En fin de matinée, à l’issue d’une réunion entre les représentants de la profession et le ministère de la Santé, le gouvernement a proposé d’étudier leurs revendications. Le ministre, Yannick Neuder, a assuré qu’il fallait «continuer à travailler ensemble pour trouver des solutions qui soient d’intérêt national». Il a renvoyé une nouvelle réunion dans 15 jours. D’ici-là, l’Assurance maladie devra évaluer les propositions faites par les taxis.
Le président de l’Union nationale des taxis, Rachid Boudjema, a souligné que le ministre avait «compris que le système proposé» par l’Assurance maladie «n’était absolument pas viable pour les entreprises de taxis.» Les taxis sont toutefois prêts à se remobiliser en cas de déception, car ils sont «pris à la gorge», a fait savoir le représentant syndical.
45 % d’augmentation des dépenses en transport sanitaire
Si rien ne change, la nouvelle convention de l’Assurance maladie entrera en vigueur le 1er octobre. Ce nouveau système est censé reposer sur une prise en charge de 13 euros par la Sécurité sociale, puis un tarif kilométrique, afin de dissuader les retours à vide ou les temps d’attente trop longs.
L’objectif est de limiter les dépenses en transport sanitaire, qui ont augmenté de 45 % entre 2019 et 2024, pour atteindre plus de 3 milliards d’euros pour les taxis conventionnés. L’Assurance maladie souhaite économiser de l’argent en développant des plateformes de transport, centralisant les demandes, pour rationaliser les allées et venues des taxis.
Les taxis craignent que le temps d’attente lorsque le patient est en consultation ne soit plus rémunéré. Le chiffre d’affaires de certains chauffeurs de taxi repose parfois aux deux tiers sur le transport de malades vers les hôpitaux ou leurs rendez-vous médicaux, notamment dans les zones rurales ou les petites villes.
La bataille contre les chauffeurs VTC
Autre grief des chauffeurs de taxi : les VTC. Ils les accusent de concurrence déloyale et de pratiquer la maraude - le fait de circuler à vide à la recherche de clients - ce qui leur est interdit. Ils réclament un moratoire sur le nombre de chauffeurs VTC et un gel des examens d’admission, en raison de l’afflux continu de chauffeurs sur les plateformes qui tirent leurs revenus à la baisse.
Le gouvernement a affirmé qu’il allait accentuer les contrôles pour s’attaquer aux fraudeurs. Une célérité qui a mis en colère les chauffeurs VTC à leur tour, reçus au ministère des Transports le 3 juin. Ils ont eux aussi appelé à une semaine de mobilisation à partir du mardi 10 juin.

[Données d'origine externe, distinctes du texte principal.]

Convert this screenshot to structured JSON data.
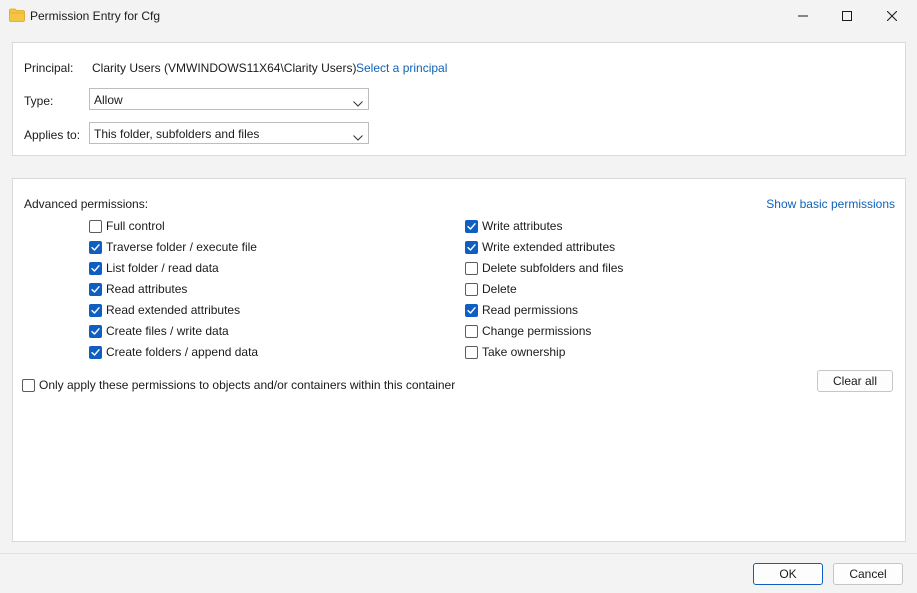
{
  "window": {
    "title": "Permission Entry for Cfg"
  },
  "principal": {
    "label": "Principal:",
    "value": "Clarity Users (VMWINDOWS11X64\\Clarity Users)",
    "select_link": "Select a principal"
  },
  "type": {
    "label": "Type:",
    "selected": "Allow"
  },
  "applies_to": {
    "label": "Applies to:",
    "selected": "This folder, subfolders and files"
  },
  "advanced": {
    "heading": "Advanced permissions:",
    "show_basic_link": "Show basic permissions",
    "left": [
      {
        "label": "Full control",
        "checked": false
      },
      {
        "label": "Traverse folder / execute file",
        "checked": true
      },
      {
        "label": "List folder / read data",
        "checked": true
      },
      {
        "label": "Read attributes",
        "checked": true
      },
      {
        "label": "Read extended attributes",
        "checked": true
      },
      {
        "label": "Create files / write data",
        "checked": true
      },
      {
        "label": "Create folders / append data",
        "checked": true
      }
    ],
    "right": [
      {
        "label": "Write attributes",
        "checked": true
      },
      {
        "label": "Write extended attributes",
        "checked": true
      },
      {
        "label": "Delete subfolders and files",
        "checked": false
      },
      {
        "label": "Delete",
        "checked": false
      },
      {
        "label": "Read permissions",
        "checked": true
      },
      {
        "label": "Change permissions",
        "checked": false
      },
      {
        "label": "Take ownership",
        "checked": false
      }
    ],
    "only_apply": {
      "label": "Only apply these permissions to objects and/or containers within this container",
      "checked": false
    },
    "clear_all": "Clear all"
  },
  "footer": {
    "ok": "OK",
    "cancel": "Cancel"
  },
  "colors": {
    "accent": "#0f5fc2",
    "link": "#0f62b8"
  }
}
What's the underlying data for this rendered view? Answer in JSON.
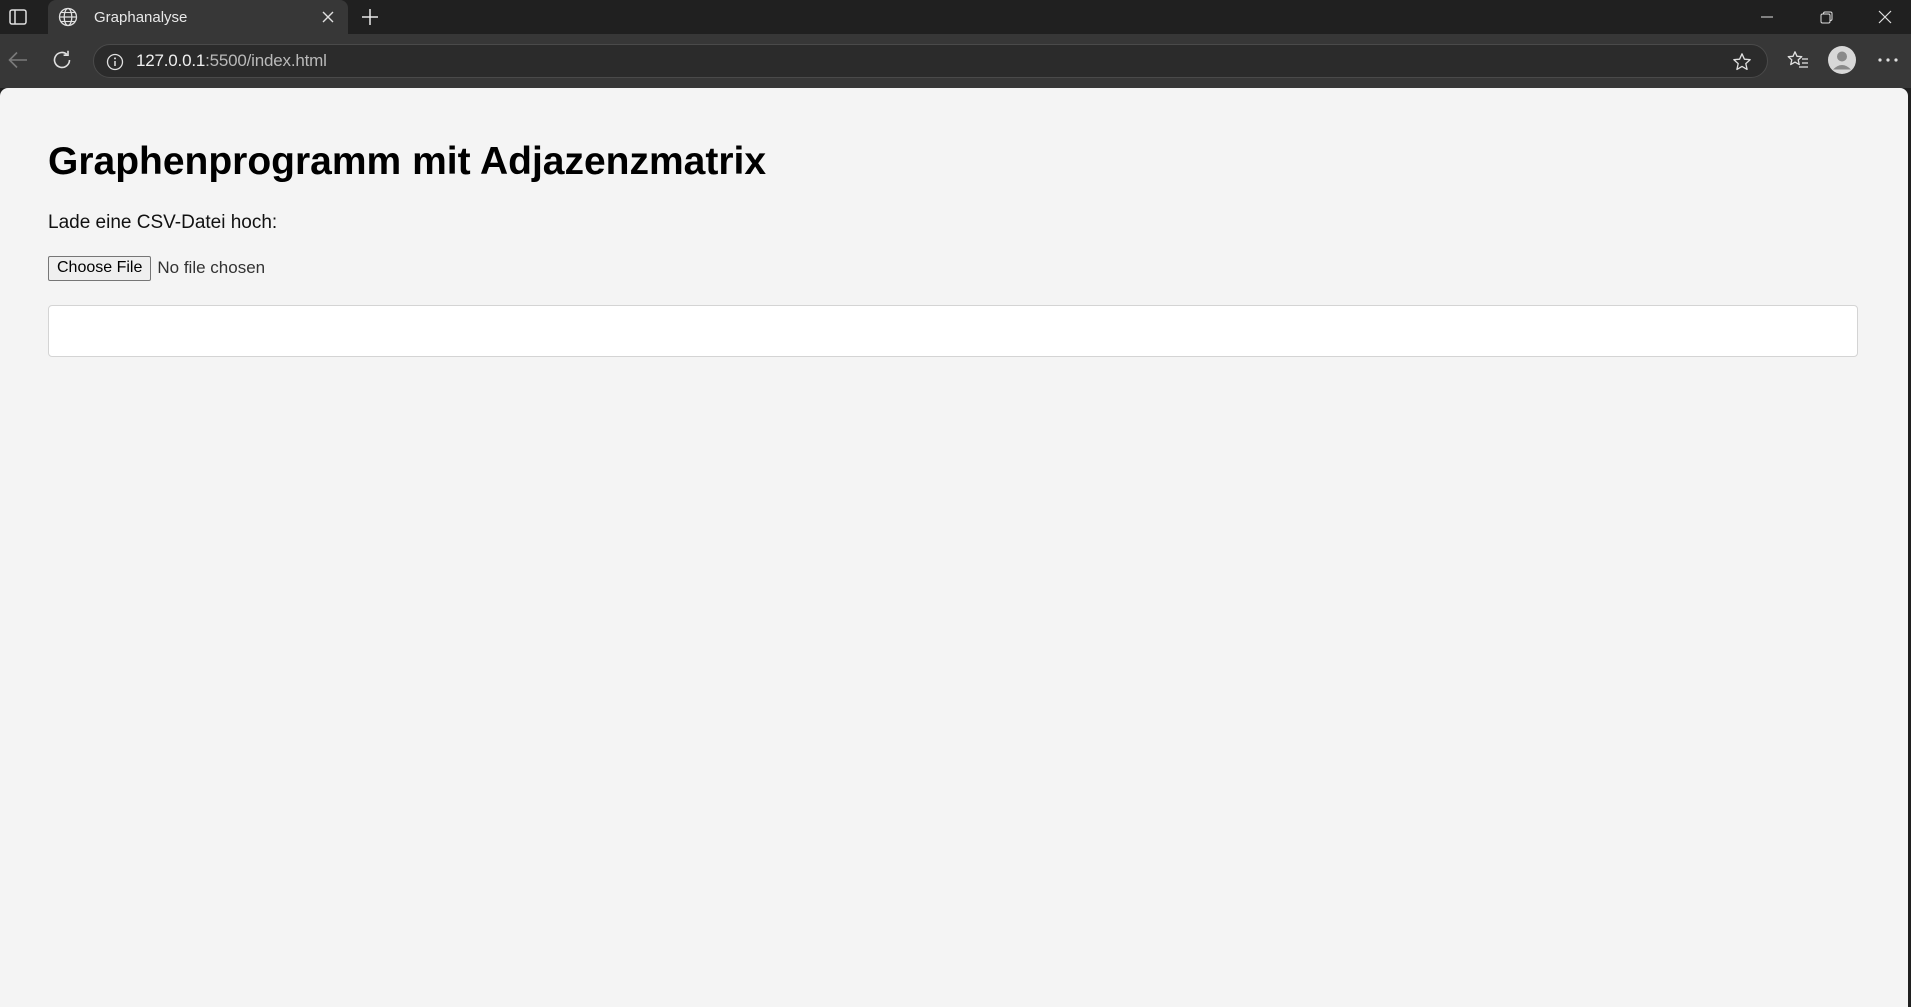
{
  "browser": {
    "tab": {
      "title": "Graphanalyse",
      "icon": "globe-icon"
    },
    "address": {
      "host": "127.0.0.1",
      "rest": ":5500/index.html"
    },
    "icons": {
      "tab_actions": "tab-actions-icon",
      "close_tab": "close-icon",
      "new_tab": "plus-icon",
      "minimize": "minimize-icon",
      "maximize": "restore-icon",
      "close_window": "close-icon",
      "back": "back-arrow-icon",
      "reload": "reload-icon",
      "site_info": "info-icon",
      "favorite": "star-icon",
      "favorites": "favorites-icon",
      "profile": "avatar-icon",
      "more": "more-icon"
    },
    "colors": {
      "chrome_dark": "#202020",
      "chrome_tab": "#373737",
      "page_bg": "#f4f4f4"
    }
  },
  "page": {
    "title": "Graphenprogramm mit Adjazenzmatrix",
    "upload_label": "Lade eine CSV-Datei hoch:",
    "file_input": {
      "button_label": "Choose File",
      "status": "No file chosen"
    },
    "output": ""
  }
}
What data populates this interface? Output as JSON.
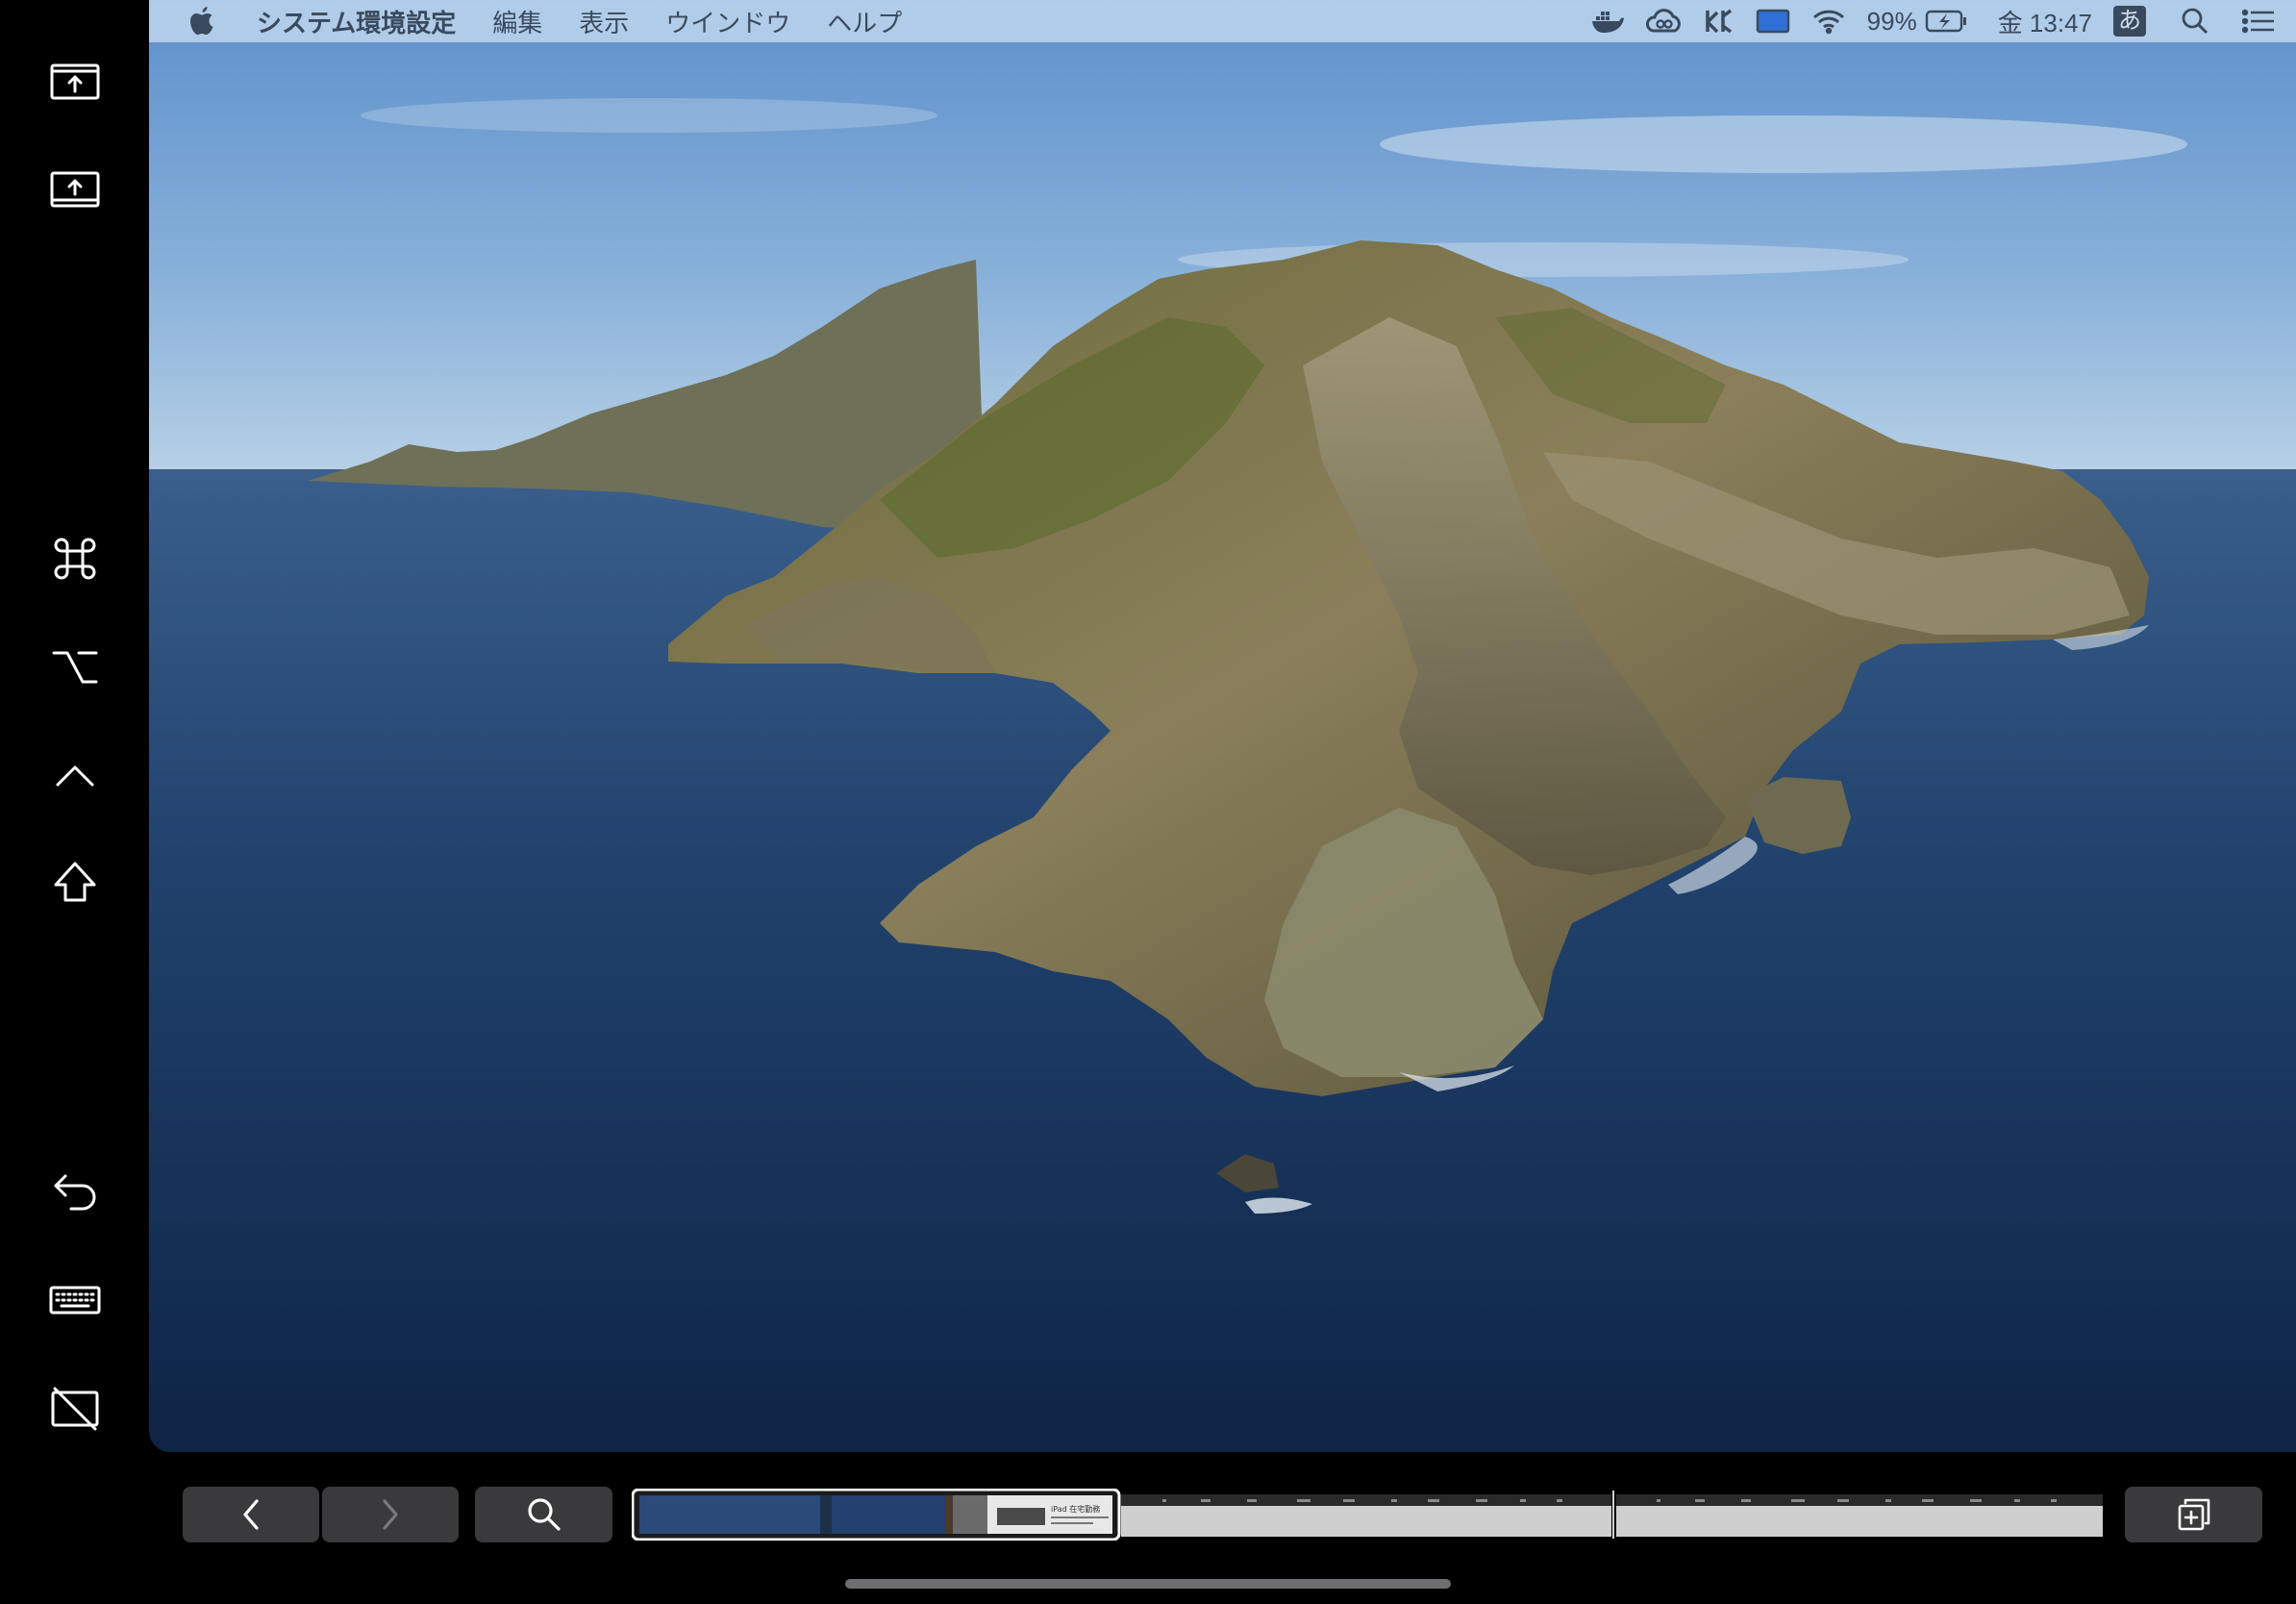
{
  "menubar": {
    "apple_icon": "apple-logo-icon",
    "app_name": "システム環境設定",
    "menus": [
      "編集",
      "表示",
      "ウインドウ",
      "ヘルプ"
    ],
    "status": {
      "battery_percent": "99%",
      "clock": "金 13:47",
      "input_method": "あ",
      "icons": [
        "docker-icon",
        "creative-cloud-icon",
        "network-monitor-icon",
        "sidecar-display-icon",
        "wifi-icon",
        "battery-charging-icon",
        "input-method-icon",
        "spotlight-search-icon",
        "notification-center-icon"
      ]
    }
  },
  "sidebar": {
    "buttons": [
      "show-menu-bar-icon",
      "show-dock-icon",
      "command-key-icon",
      "option-key-icon",
      "control-key-icon",
      "shift-key-icon",
      "undo-icon",
      "keyboard-icon",
      "disconnect-display-icon"
    ]
  },
  "touchbar": {
    "buttons": [
      "back-chevron-icon",
      "forward-chevron-icon",
      "search-icon",
      "new-tab-icon"
    ],
    "tab_preview_text": "iPad 在宅勤務"
  },
  "colors": {
    "accent": "#3a4a5e",
    "touchbar_button": "#3a3a3c",
    "menubar": "#bcd4ec"
  }
}
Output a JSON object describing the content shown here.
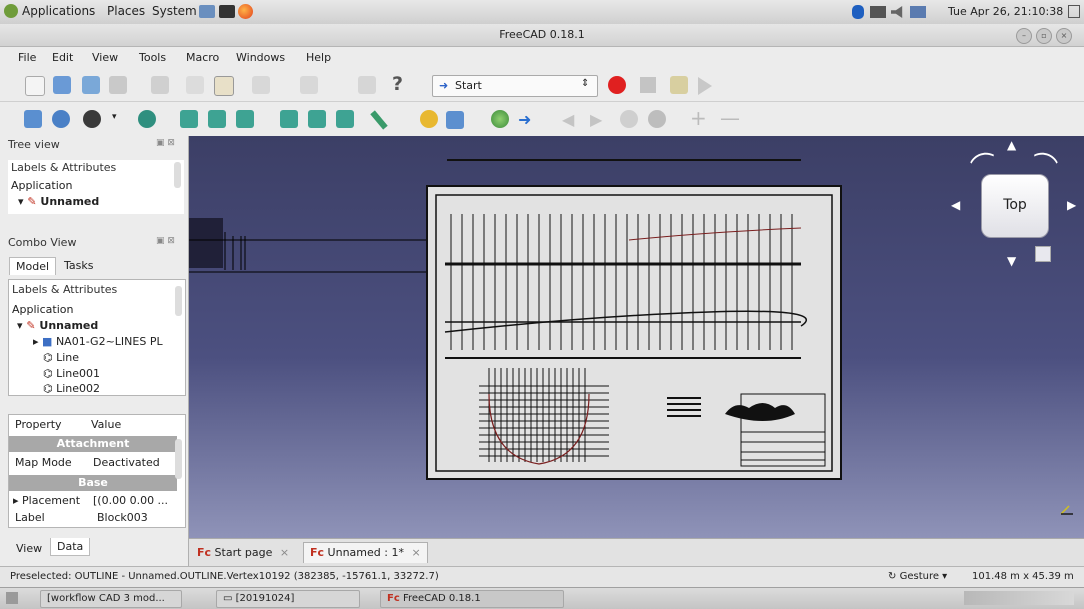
{
  "top_panel": {
    "menus": [
      "Applications",
      "Places",
      "System"
    ],
    "clock": "Tue Apr 26, 21:10:38"
  },
  "window": {
    "title": "FreeCAD 0.18.1"
  },
  "menubar": [
    "File",
    "Edit",
    "View",
    "Tools",
    "Macro",
    "Windows",
    "Help"
  ],
  "toolbar": {
    "workbench": "Start"
  },
  "tree_view": {
    "title": "Tree view",
    "header": "Labels & Attributes",
    "root": "Application",
    "doc": "Unnamed"
  },
  "combo_view": {
    "title": "Combo View",
    "tabs": [
      "Model",
      "Tasks"
    ],
    "header": "Labels & Attributes",
    "root": "Application",
    "doc": "Unnamed",
    "items": [
      "NA01-G2~LINES PL",
      "Line",
      "Line001",
      "Line002"
    ]
  },
  "properties": {
    "col_property": "Property",
    "col_value": "Value",
    "section1": "Attachment",
    "map_mode_label": "Map Mode",
    "map_mode_value": "Deactivated",
    "section2": "Base",
    "placement_label": "Placement",
    "placement_value": "[(0.00 0.00 ...",
    "label_label": "Label",
    "label_value": "Block003",
    "tabs": [
      "View",
      "Data"
    ]
  },
  "navcube": {
    "face": "Top"
  },
  "doc_tabs": [
    "Start page",
    "Unnamed : 1*"
  ],
  "status": {
    "message": "Preselected: OUTLINE - Unnamed.OUTLINE.Vertex10192 (382385, -15761.1, 33272.7)",
    "nav_style": "Gesture",
    "dimensions": "101.48 m x 45.39 m"
  },
  "taskbar": [
    "[workflow CAD 3 mod...",
    "[20191024]",
    "FreeCAD 0.18.1"
  ]
}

Pendant la deuxième quinzaine de mai, la profession avait déjà bloqué gares et aéroports, et occupé certains axes dans plusieurs villes de France. Le secrétaire de la Fédération nationale du taxi (FNDT), Dominique Buisson, avait annoncé la reprise de la mobilisation à Pau, jeudi 12 juin. La capitale du Béarn avait été l’épicentre de la première contestation en sa qualité de ville du Premier ministre François Bayrou.